For the most part, it really is the thought that counts with gifts


McClatchy Newspapers

KANSAS CITY, Mo. — Most everyone knows the lesson of love and sacrifice told in “The Gift of the Magi.”

An impoverished young husband sells his treasured pocket watch to buy his wife a comb for her luxuriant hair. She shears off and sells her hair to buy him a gold chain for his watch.

But new research indicates they probably could have gotten each other a coffee pot.

When it comes to appreciating a gift, a psychological study at Stanford University bears out what Mama always said and cheapskates love to hear:

It’s the thought, not price, that matters.

“In a holiday setting, you can imagine how people are really worried about disappointing those they care about — getting them something they really want, something that costs a bit more,” psychologist Francis Flynn said. “That is not going to make them happier. People are going to be delighted, not disappointed, in the gifts they get.”

OK, a caveat. Women shopping for boyfriends might first want to read Experiment No. 5.
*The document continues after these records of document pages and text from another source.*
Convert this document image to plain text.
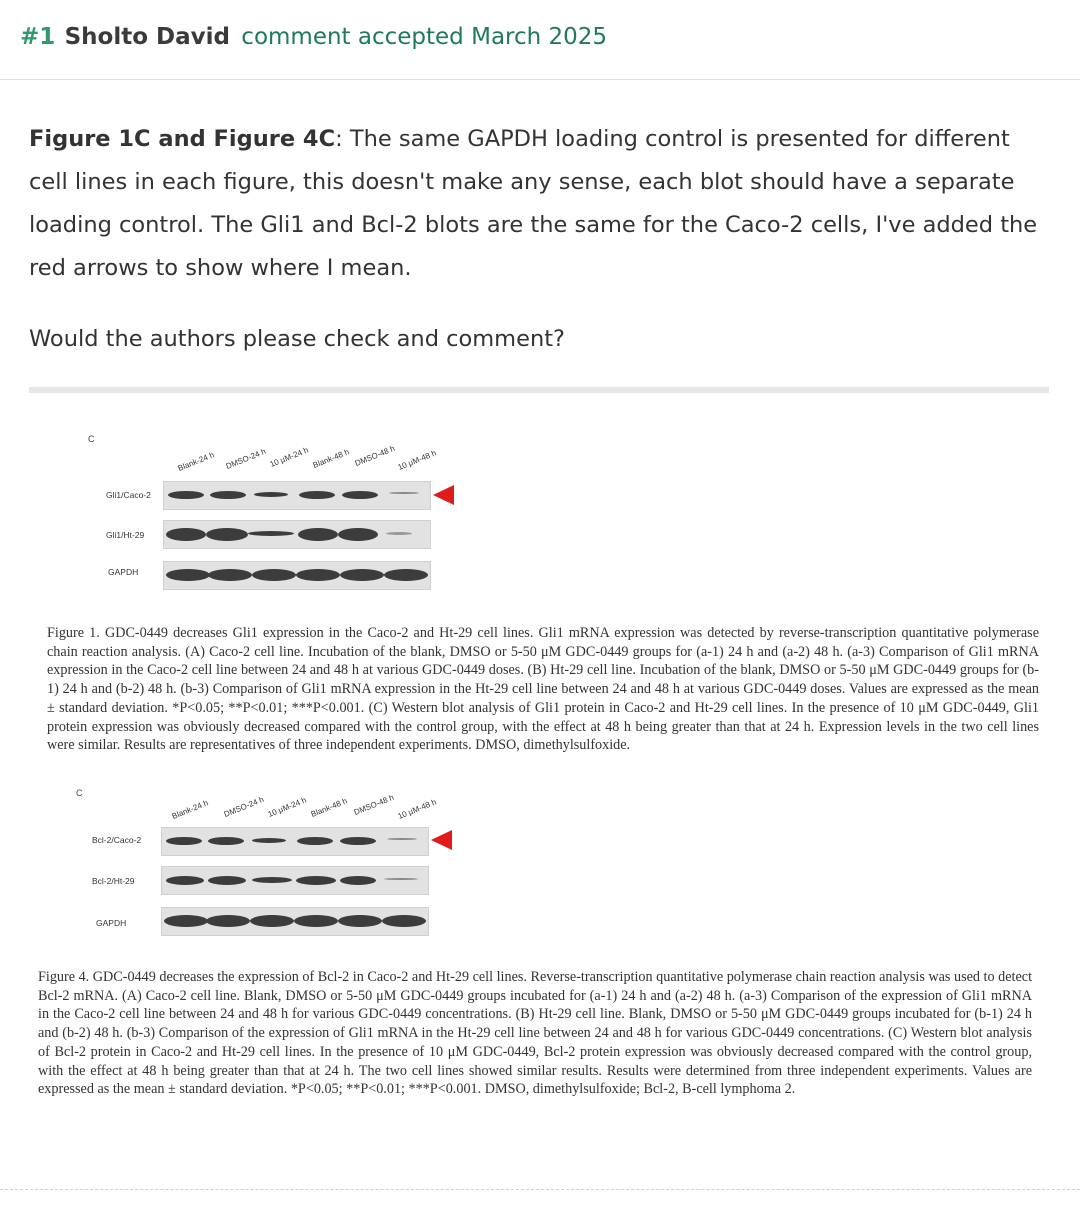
#1 Sholto David comment accepted March 2025
Figure 1C and Figure 4C: The same GAPDH loading control is presented for different cell lines in each figure, this doesn't make any sense, each blot should have a separate loading control. The Gli1 and Bcl-2 blots are the same for the Caco-2 cells, I've added the red arrows to show where I mean.
Would the authors please check and comment?
C
Blank-24 h DMSO-24 h 10 μM-24 h Blank-48 h DMSO-48 h 10 μM-48 h
Gli1/Caco-2
Gli1/Ht-29
GAPDH
Figure 1. GDC-0449 decreases Gli1 expression in the Caco-2 and Ht-29 cell lines. Gli1 mRNA expression was detected by reverse-transcription quantitative polymerase chain reaction analysis. (A) Caco-2 cell line. Incubation of the blank, DMSO or 5-50 μM GDC-0449 groups for (a-1) 24 h and (a-2) 48 h. (a-3) Comparison of Gli1 mRNA expression in the Caco-2 cell line between 24 and 48 h at various GDC-0449 doses. (B) Ht-29 cell line. Incubation of the blank, DMSO or 5-50 μM GDC-0449 groups for (b-1) 24 h and (b-2) 48 h. (b-3) Comparison of Gli1 mRNA expression in the Ht-29 cell line between 24 and 48 h at various GDC-0449 doses. Values are expressed as the mean ± standard deviation. *P<0.05; **P<0.01; ***P<0.001. (C) Western blot analysis of Gli1 protein in Caco-2 and Ht-29 cell lines. In the presence of 10 μM GDC-0449, Gli1 protein expression was obviously decreased compared with the control group, with the effect at 48 h being greater than that at 24 h. Expression levels in the two cell lines were similar. Results are representatives of three independent experiments. DMSO, dimethylsulfoxide.
C
Blank-24 h DMSO-24 h 10 μM-24 h Blank-48 h DMSO-48 h 10 μM-48 h
Bcl-2/Caco-2
Bcl-2/Ht-29
GAPDH
Figure 4. GDC-0449 decreases the expression of Bcl-2 in Caco-2 and Ht-29 cell lines. Reverse-transcription quantitative polymerase chain reaction analysis was used to detect Bcl-2 mRNA. (A) Caco-2 cell line. Blank, DMSO or 5-50 μM GDC-0449 groups incubated for (a-1) 24 h and (a-2) 48 h. (a-3) Comparison of the expression of Gli1 mRNA in the Caco-2 cell line between 24 and 48 h for various GDC-0449 concentrations. (B) Ht-29 cell line. Blank, DMSO or 5-50 μM GDC-0449 groups incubated for (b-1) 24 h and (b-2) 48 h. (b-3) Comparison of the expression of Gli1 mRNA in the Ht-29 cell line between 24 and 48 h for various GDC-0449 concentrations. (C) Western blot analysis of Bcl-2 protein in Caco-2 and Ht-29 cell lines. In the presence of 10 μM GDC-0449, Bcl-2 protein expression was obviously decreased compared with the control group, with the effect at 48 h being greater than that at 24 h. The two cell lines showed similar results. Results were determined from three independent experiments. Values are expressed as the mean ± standard deviation. *P<0.05; **P<0.01; ***P<0.001. DMSO, dimethylsulfoxide; Bcl-2, B-cell lymphoma 2.
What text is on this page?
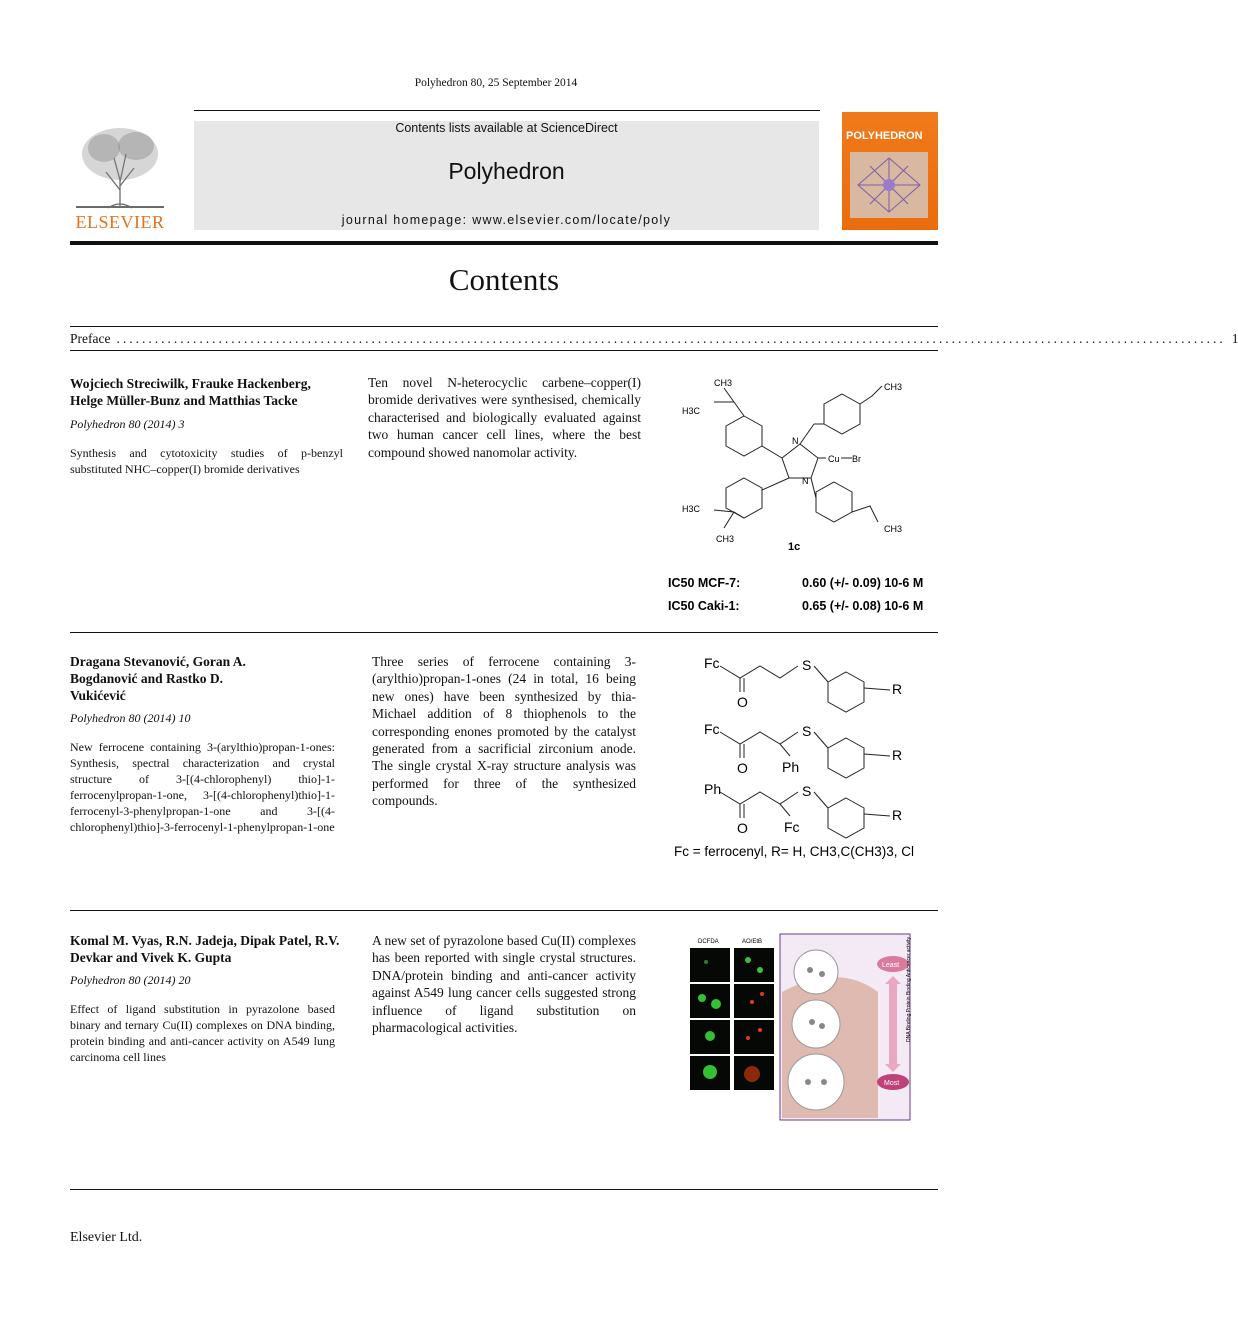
Polyhedron 80, 25 September 2014
ELSEVIER
Contents lists available at ScienceDirect
Polyhedron
journal homepage: www.elsevier.com/locate/poly
POLYHEDRON
Contents
Preface .............................................................................................................................................................................. 1
Wojciech Streciwilk, Frauke Hackenberg, Helge Müller-Bunz and Matthias Tacke
Polyhedron 80 (2014) 3
Synthesis and cytotoxicity studies of p-benzyl substituted NHC–copper(I) bromide derivatives
Ten novel N-heterocyclic carbene–copper(I) bromide derivatives were synthesised, chemically characterised and biologically evaluated against two human cancer cell lines, where the best compound showed nanomolar activity.
CH3
H3C
N
N
Cu Br
CH3
H3C
CH3
CH3
1c
IC50 MCF-7:	0.60 (+/- 0.09) 10-6 M
IC50 Caki-1:	0.65 (+/- 0.08) 10-6 M
Dragana Stevanović, Goran A. Bogdanović and Rastko D. Vukićević
Polyhedron 80 (2014) 10
New ferrocene containing 3-(arylthio)propan-1-ones: Synthesis, spectral characterization and crystal structure of 3-[(4-chlorophenyl) thio]-1-ferrocenylpropan-1-one, 3-[(4-chlorophenyl)thio]-1-ferrocenyl-3-phenylpropan-1-one and 3-[(4-chlorophenyl)thio]-3-ferrocenyl-1-phenylpropan-1-one
Three series of ferrocene containing 3-(arylthio)propan-1-ones (24 in total, 16 being new ones) have been synthesized by thia-Michael addition of 8 thiophenols to the corresponding enones promoted by the catalyst generated from a sacrificial zirconium anode. The single crystal X-ray structure analysis was performed for three of the synthesized compounds.
Fc
O
S
R
Fc
O
S
Ph
R
Ph
O
S
Fc
R
Fc = ferrocenyl, R= H, CH3,C(CH3)3, Cl
Komal M. Vyas, R.N. Jadeja, Dipak Patel, R.V. Devkar and Vivek K. Gupta
Polyhedron 80 (2014) 20
Effect of ligand substitution in pyrazolone based binary and ternary Cu(II) complexes on DNA binding, protein binding and anti-cancer activity on A549 lung carcinoma cell lines
A new set of pyrazolone based Cu(II) complexes has been reported with single crystal structures. DNA/protein binding and anti-cancer activity against A549 lung cancer cells suggested strong influence of ligand substitution on pharmacological activities.
DCFDA	AO/EtB
Least
Most
DNA Binding Protein Binding Anticancer activity
Elsevier Ltd.
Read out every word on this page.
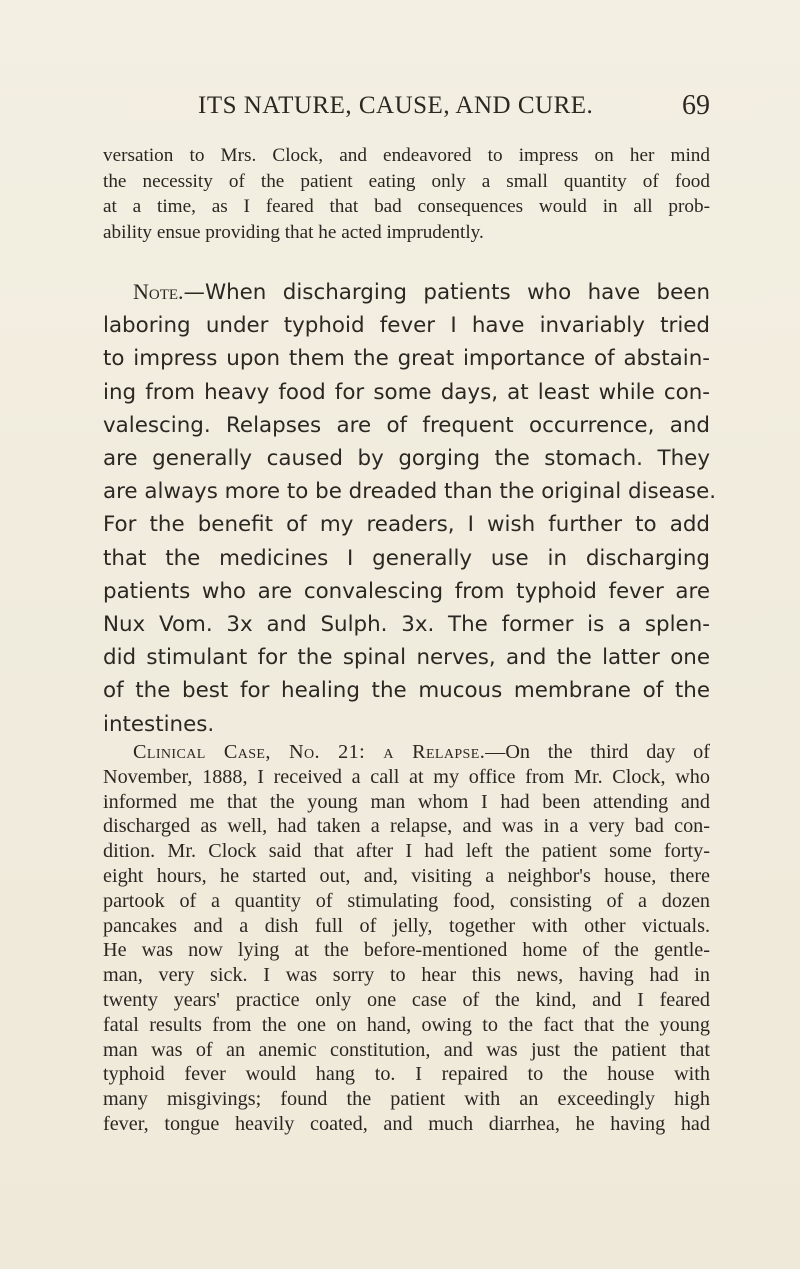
ITS NATURE, CAUSE, AND CURE.	69
versation to Mrs. Clock, and endeavored to impress on her mind
the necessity of the patient eating only a small quantity of food
at a time, as I feared that bad consequences would in all prob-
ability ensue providing that he acted imprudently.
Note.—When discharging patients who have been
laboring under typhoid fever I have invariably tried
to impress upon them the great importance of abstain-
ing from heavy food for some days, at least while con-
valescing. Relapses are of frequent occurrence, and
are generally caused by gorging the stomach. They
are always more to be dreaded than the original disease.
For the benefit of my readers, I wish further to add
that the medicines I generally use in discharging
patients who are convalescing from typhoid fever are
Nux Vom. 3x and Sulph. 3x. The former is a splen-
did stimulant for the spinal nerves, and the latter one
of the best for healing the mucous membrane of the
intestines.
Clinical Case, No. 21: a Relapse.—On the third day of
November, 1888, I received a call at my office from Mr. Clock, who
informed me that the young man whom I had been attending and
discharged as well, had taken a relapse, and was in a very bad con-
dition. Mr. Clock said that after I had left the patient some forty-
eight hours, he started out, and, visiting a neighbor's house, there
partook of a quantity of stimulating food, consisting of a dozen
pancakes and a dish full of jelly, together with other victuals.
He was now lying at the before-mentioned home of the gentle-
man, very sick. I was sorry to hear this news, having had in
twenty years' practice only one case of the kind, and I feared
fatal results from the one on hand, owing to the fact that the young
man was of an anemic constitution, and was just the patient that
typhoid fever would hang to. I repaired to the house with
many misgivings; found the patient with an exceedingly high
fever, tongue heavily coated, and much diarrhea, he having had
UExperiment No. 1: Give me a ring sometime

At Stanford, Flynn and his graduate student co-author, Gabrielle Adams, wrote up three experiments on gift appreciation in the November online version of the Journal of Experimental Social Psychology.

In the first, they looked at engagement rings. They recruited 33 men and women who were engaged but not to each other.

The women rated their appreciation for their rings. The men were asked how pleased they thought their fianc es were with their rings. The buyers of really costly rings expected the women to be really excited. Bummer. Their ladies rated their level of appreciation no higher than those getting cheaper stones.

UExperiment No. 2: Thanks for nothing

Then came the 237 people surveyed about a birthday gift they’d either recently given or received.

Again they ranked their appreciation for items ranging from CDs to wine to expensive jewelry. Givers consistently expected more expensive presents to garner more appreciation.

Nope. They were appreciated, but so were smaller gifts.

UExperiment No. 3: Appease in the iPods

In Stanford’s “iPod” study, 197 subjects had to imagine a hypothetical scenario.

Half were to think they were attending a high school graduation and, as the gift-givers, were giving someone either a CD or an iPod.

The other half were to imagine they were the grads and gift-getters.

Again, the imaginary iPod was expected to be the hotter gift. Again, it came out nearly even with the much cheaper CD.

UExperiment No. 4: This doesn’t quite fit

Don’t choose too poorly, warned researcher Janetta Lun, a psychologist at the University of Virginia.

She was one of the authors on a study titled “The Gift of Similarity: How Good and Bad Gifts Influence Relationships” in September’s Social Cognition.

They partnered 31 male and 31 female undergraduate students who were strangers to each other and asked them to chitchat for about four minutes.

Later, the students separately were told they could win any one of 11 gift certificates to stores, from Barnes & Noble to J.C. Penney.

They were asked to pick out something for the partner. But the researchers fibbed to the partners about the gifts chosen for them. Half got lousy gifts, half got great gifts.

The test question: How similar do you think you are to your partner?

Men: Gift quality made all the difference.

Women: It didn’t matter.

UExperiment No. 5: Oh, you shouldn’t have!

A repeat, but with romantic couples — and a provocative wrinkle.

“We asked them two questions,” Lun said. “How much longer do you think you will date? What is the likelihood that you and your partner will get married?”

Men: Those who got the bad gifts tended to rate their partners as more dissimilar. They also said the chances were greater that they would break up or not get married.

Women: It was the opposite. The worse the gift, the more similar they rated their partners and more likely they said it was that they would stay together or get married.